Changing the title of my blog, putting up a cute template and allowing myself to make it more about "me" (yep...all ME) is giving me a renewed interest in blogging. It's still a family blog but I find it like therapy to just type whatever I feel like typing. It doesn't matter who reads it but I got it "out". So, I may be doing lots of blogging for a while although school starts again next week so that might change things.
I also was up late last night and I started a new blog. I haven't posted anything to it yet but I think I will create a blog about our family's (mine in particular since I will be writing it) struggle with unemployment. This is, obviously, the greatest source of stress and the most pressing issue our family has been dealing with for a long time so if I am going to use blogging as therapy then I am going to make it count. I realized yesterday when I made the post about renaming my blog that I could pick any single one of those things and create a blog about it. My biggest hurdle is the fact that I am not a great writer and I am grammatically challenged to put it nicely. I am not going to spend too much time worrying about that because that just makes blogging a chore and I figure people don't have to read it if my grammar matters to them that much.
So, what is on my mind this morning? EXPECTATIONS! I was in therapy many years ago (for the first time) after Eric and I had a fairly traumatic thing happen. (This next part has nothing to do with expectations but I'll explain why I went to therapy in the first place). Eric and I lived in a tiny apartment and a noise woke us up in the middle of the night. I heard Eric jump up and go into the kitchen and start yelling at someone. I can't even begin to describe the panic I felt. I tried to pick up the phone and dial 911 but I couldn't. I tried several times and I just couldn't make it happen. I had visions of telephone lines being cut outside by our potential murderer. Eventually I managed to get out of bed, and I do mean eventually...at least it seemed to take my body forever to be able to move. I had to literally leap over Eric and some guy fighting on the ground to get to my cell phone. I called 911 while hitting this stranger with a baseball bat that I managed to grab from under our bed on my way out of the bedroom. About this time a group of this guys friends were at our front door knocking and trying to get in. I thought it was the police so I opened it only to have to try and shut it to keep them out with their feet in the doorway pushing it open. As I was doing this I looked behind me to Eric and this guy and saw Eric do something that I will never be able to get out of my head. He swung the baseball bad at the guys head and he was OUT! I'll try to be brief on details but the visions in my head are not without blood splatter. So, as I am trying to hold out these people trying to force their way into our apartment and watch the horror inside I saw a flashlight and the police arrived. Eric and I were quarantined to the bedroom and the ambulance was called. I don't remember a lot of details after that except for the part when the policeman started explaining the lifespan of HIV and Hepatitis C in blood once it hits air and how long before we should clean it up.

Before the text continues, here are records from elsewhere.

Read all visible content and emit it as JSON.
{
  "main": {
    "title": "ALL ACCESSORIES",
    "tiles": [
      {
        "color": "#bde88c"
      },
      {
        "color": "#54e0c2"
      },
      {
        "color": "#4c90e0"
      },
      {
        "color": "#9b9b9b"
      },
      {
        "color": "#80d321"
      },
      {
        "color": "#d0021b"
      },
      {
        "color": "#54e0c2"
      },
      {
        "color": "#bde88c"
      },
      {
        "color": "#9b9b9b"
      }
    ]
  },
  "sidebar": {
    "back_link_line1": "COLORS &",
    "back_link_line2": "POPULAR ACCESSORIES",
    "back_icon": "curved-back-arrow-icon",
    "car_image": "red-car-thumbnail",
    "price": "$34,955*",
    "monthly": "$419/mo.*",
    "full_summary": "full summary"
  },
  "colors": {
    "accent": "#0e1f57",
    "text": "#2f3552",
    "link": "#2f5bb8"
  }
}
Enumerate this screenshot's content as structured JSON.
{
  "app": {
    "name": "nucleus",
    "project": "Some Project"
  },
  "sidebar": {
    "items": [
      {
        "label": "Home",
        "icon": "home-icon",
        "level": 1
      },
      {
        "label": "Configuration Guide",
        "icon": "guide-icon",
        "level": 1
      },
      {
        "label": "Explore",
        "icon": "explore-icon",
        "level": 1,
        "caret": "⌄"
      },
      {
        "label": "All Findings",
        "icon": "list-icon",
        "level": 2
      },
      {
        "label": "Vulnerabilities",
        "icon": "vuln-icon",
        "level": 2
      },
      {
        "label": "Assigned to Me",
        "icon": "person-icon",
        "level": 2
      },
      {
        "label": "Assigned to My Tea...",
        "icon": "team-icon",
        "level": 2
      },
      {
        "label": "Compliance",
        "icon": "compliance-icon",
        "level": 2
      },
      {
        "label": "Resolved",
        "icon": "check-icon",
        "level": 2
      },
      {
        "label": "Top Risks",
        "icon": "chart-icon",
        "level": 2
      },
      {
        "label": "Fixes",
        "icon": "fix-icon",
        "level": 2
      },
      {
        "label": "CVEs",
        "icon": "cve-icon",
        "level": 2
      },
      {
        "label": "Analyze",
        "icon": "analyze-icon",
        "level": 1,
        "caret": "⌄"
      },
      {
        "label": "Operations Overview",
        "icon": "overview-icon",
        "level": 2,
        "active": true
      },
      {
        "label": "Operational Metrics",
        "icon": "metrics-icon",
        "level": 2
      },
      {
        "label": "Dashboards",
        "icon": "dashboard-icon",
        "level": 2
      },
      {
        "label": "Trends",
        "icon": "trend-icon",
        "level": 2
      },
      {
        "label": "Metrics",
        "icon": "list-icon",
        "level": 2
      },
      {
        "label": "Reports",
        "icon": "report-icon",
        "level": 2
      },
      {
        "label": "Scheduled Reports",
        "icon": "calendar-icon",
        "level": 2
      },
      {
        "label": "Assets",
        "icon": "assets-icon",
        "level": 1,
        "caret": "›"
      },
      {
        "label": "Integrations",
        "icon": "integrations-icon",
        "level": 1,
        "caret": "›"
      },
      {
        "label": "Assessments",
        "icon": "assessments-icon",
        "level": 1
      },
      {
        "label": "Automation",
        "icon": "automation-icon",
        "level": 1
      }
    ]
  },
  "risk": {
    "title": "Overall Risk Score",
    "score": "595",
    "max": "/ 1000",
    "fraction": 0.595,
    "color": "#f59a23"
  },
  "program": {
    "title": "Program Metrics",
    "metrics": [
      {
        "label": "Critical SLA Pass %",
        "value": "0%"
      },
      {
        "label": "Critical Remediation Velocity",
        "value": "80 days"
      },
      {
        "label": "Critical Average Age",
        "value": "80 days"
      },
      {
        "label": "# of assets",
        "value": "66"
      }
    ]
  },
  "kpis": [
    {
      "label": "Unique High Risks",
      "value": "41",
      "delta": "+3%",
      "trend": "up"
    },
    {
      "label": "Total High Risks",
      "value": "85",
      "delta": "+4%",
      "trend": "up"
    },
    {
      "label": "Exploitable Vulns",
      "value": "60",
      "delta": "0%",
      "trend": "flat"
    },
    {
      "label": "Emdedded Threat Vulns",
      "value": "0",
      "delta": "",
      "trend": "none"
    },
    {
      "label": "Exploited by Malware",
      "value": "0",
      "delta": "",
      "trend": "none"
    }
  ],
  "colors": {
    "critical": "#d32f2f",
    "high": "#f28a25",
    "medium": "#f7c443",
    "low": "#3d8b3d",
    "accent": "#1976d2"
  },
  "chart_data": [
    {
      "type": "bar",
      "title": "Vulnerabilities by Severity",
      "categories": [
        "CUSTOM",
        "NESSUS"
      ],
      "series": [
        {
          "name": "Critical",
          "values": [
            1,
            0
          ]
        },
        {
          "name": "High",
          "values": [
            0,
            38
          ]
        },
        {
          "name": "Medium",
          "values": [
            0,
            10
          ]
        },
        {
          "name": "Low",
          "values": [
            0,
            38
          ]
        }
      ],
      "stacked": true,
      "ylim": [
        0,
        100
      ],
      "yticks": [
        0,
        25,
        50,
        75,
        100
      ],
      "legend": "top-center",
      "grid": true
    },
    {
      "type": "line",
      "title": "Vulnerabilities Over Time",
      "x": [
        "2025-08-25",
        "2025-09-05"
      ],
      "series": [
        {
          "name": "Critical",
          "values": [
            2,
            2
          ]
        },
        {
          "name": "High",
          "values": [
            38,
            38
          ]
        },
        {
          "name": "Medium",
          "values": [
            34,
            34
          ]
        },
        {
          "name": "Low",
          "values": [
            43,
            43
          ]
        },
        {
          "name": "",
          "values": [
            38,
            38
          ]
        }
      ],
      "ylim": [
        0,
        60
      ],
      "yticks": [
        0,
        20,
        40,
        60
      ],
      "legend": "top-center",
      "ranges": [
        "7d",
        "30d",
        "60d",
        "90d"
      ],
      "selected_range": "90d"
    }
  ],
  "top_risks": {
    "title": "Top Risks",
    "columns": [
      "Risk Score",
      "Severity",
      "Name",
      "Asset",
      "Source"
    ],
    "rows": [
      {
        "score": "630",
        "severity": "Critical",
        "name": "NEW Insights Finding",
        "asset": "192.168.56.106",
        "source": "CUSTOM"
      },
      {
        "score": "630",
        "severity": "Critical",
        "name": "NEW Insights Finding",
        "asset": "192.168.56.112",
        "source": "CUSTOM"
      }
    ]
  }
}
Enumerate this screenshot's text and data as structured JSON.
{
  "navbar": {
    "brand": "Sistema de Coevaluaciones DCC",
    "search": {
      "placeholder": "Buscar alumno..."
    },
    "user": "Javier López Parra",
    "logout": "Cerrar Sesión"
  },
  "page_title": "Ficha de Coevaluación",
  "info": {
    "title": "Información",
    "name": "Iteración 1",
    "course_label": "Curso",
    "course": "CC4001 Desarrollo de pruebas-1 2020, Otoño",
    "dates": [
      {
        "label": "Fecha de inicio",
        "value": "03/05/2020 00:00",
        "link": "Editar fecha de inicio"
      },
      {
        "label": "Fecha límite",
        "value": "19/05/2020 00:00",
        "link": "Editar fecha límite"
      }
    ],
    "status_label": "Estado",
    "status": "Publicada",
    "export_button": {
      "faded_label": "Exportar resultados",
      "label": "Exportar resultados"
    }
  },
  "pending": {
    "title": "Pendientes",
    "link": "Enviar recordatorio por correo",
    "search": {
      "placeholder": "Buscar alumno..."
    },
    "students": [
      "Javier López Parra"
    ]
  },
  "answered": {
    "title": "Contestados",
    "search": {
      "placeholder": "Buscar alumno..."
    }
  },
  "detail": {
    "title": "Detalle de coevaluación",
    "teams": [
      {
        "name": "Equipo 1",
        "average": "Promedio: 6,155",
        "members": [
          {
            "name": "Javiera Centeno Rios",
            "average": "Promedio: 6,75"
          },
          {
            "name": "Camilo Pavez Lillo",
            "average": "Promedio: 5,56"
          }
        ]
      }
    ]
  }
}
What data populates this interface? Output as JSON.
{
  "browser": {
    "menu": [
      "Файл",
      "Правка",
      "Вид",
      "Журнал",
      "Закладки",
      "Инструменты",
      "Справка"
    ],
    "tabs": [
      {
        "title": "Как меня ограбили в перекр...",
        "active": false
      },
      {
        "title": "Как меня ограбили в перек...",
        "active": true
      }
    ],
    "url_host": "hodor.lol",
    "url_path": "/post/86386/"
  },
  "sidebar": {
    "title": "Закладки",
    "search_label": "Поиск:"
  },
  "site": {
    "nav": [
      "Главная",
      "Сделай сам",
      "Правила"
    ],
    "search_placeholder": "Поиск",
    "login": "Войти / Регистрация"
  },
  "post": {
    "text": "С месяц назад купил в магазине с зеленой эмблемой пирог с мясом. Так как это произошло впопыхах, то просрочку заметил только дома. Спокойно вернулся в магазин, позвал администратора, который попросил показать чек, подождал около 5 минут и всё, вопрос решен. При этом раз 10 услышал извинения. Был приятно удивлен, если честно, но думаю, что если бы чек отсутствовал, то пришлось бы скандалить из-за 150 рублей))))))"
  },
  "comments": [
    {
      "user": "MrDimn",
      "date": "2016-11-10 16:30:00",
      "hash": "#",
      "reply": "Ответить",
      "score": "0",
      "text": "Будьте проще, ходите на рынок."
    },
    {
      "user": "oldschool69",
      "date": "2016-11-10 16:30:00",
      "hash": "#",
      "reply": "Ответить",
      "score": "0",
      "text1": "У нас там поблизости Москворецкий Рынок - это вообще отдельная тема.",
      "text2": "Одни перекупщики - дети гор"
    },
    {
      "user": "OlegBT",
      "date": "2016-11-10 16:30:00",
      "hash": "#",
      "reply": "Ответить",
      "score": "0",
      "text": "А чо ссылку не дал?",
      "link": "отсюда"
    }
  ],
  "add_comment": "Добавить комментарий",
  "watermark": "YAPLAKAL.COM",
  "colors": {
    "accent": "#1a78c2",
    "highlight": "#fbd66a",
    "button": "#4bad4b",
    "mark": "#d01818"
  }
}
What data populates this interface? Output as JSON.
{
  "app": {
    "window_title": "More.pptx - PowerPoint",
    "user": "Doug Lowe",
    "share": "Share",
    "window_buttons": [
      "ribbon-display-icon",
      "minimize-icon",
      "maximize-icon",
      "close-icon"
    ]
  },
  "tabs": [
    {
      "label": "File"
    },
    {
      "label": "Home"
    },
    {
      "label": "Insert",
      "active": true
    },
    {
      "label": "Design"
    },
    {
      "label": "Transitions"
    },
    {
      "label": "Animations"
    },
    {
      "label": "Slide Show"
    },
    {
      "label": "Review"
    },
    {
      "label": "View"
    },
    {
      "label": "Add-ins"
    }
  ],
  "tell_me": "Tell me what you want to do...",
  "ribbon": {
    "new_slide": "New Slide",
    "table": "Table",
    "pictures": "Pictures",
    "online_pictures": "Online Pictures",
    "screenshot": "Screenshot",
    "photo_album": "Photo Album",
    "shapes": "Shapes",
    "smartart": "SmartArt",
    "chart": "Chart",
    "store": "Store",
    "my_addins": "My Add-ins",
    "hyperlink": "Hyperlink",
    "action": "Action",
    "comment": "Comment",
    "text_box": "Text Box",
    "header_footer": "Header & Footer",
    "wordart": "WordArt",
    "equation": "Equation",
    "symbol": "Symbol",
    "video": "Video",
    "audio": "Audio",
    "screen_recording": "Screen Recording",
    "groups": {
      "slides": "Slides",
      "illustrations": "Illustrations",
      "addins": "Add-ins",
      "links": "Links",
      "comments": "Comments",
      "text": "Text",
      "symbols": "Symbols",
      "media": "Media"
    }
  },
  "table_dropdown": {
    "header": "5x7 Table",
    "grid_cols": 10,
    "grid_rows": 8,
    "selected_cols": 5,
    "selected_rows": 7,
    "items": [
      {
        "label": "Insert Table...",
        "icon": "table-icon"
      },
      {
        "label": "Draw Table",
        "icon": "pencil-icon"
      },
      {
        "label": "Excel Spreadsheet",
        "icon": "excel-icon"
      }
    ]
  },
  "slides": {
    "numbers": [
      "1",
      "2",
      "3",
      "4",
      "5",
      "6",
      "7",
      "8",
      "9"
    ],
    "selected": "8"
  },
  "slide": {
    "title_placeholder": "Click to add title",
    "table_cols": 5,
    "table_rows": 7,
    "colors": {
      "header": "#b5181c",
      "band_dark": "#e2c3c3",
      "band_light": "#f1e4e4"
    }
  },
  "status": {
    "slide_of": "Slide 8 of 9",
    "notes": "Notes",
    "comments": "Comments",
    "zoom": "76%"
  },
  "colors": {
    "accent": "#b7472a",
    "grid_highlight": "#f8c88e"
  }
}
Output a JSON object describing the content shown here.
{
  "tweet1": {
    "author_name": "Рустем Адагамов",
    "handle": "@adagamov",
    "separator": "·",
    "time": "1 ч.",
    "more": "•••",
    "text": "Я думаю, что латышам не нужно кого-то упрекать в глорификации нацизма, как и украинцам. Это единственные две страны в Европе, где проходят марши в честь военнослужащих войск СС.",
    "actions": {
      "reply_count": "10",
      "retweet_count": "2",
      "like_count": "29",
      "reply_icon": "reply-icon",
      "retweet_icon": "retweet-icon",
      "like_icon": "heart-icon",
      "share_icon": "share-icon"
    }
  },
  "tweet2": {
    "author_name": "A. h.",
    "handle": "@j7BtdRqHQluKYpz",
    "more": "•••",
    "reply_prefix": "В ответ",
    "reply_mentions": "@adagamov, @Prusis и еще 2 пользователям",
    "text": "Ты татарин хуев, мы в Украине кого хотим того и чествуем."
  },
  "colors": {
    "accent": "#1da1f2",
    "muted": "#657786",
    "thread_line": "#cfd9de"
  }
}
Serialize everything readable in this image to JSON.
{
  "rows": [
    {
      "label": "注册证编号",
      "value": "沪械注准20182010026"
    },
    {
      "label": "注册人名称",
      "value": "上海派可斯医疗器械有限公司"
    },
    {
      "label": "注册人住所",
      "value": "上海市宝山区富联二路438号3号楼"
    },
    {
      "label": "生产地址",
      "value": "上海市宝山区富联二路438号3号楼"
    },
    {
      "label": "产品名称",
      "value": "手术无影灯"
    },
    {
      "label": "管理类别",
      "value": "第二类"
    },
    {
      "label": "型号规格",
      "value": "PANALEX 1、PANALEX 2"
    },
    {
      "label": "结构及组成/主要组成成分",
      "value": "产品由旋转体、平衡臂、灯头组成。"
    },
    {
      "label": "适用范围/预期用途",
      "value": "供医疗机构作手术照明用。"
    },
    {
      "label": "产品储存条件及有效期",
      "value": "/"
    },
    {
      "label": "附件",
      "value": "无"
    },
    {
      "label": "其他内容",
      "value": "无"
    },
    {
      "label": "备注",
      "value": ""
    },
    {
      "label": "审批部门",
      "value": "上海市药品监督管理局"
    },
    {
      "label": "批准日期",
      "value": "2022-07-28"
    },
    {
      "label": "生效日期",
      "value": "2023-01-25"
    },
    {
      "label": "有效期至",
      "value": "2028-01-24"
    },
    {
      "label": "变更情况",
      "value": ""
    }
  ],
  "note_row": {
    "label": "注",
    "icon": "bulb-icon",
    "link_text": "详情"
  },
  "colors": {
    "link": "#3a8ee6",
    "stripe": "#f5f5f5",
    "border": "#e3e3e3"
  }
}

Yep, they don't have people to clean up this stuff...YOU have to do it. Okay, I am really going off topic but months after this happened I finally had to admit that I was having anxiety and I went to therapy. Okay, enough of that...on to expectations....
During my time in therapy other things inevitably came up. Something I have always struggled with is expecting people to behave a certain way. I remember vividly the therapist telling me that if we don't expect things of people we will never be disappointed. Hmm. Could it be that simple? No! Is it really appropriate to just never expect help or certain behaviors from people? Maybe that is the way it should be but the reality is a bit harder to grasp. We were not talking about Eric (we weren't even married at the time) so maybe her advice might have been different in that circumstance but when we think of everyone else outside of our own spouse and kids I think there is something to it. In all the sessions I went to this is the one thing that has stuck with me. If we truly never expect things from people we will never be disappointed in them but we will be appreciative when they do something that shows support or help. This is my personal assignment for the week. No pre-conceived expectations of people. Wish me luck.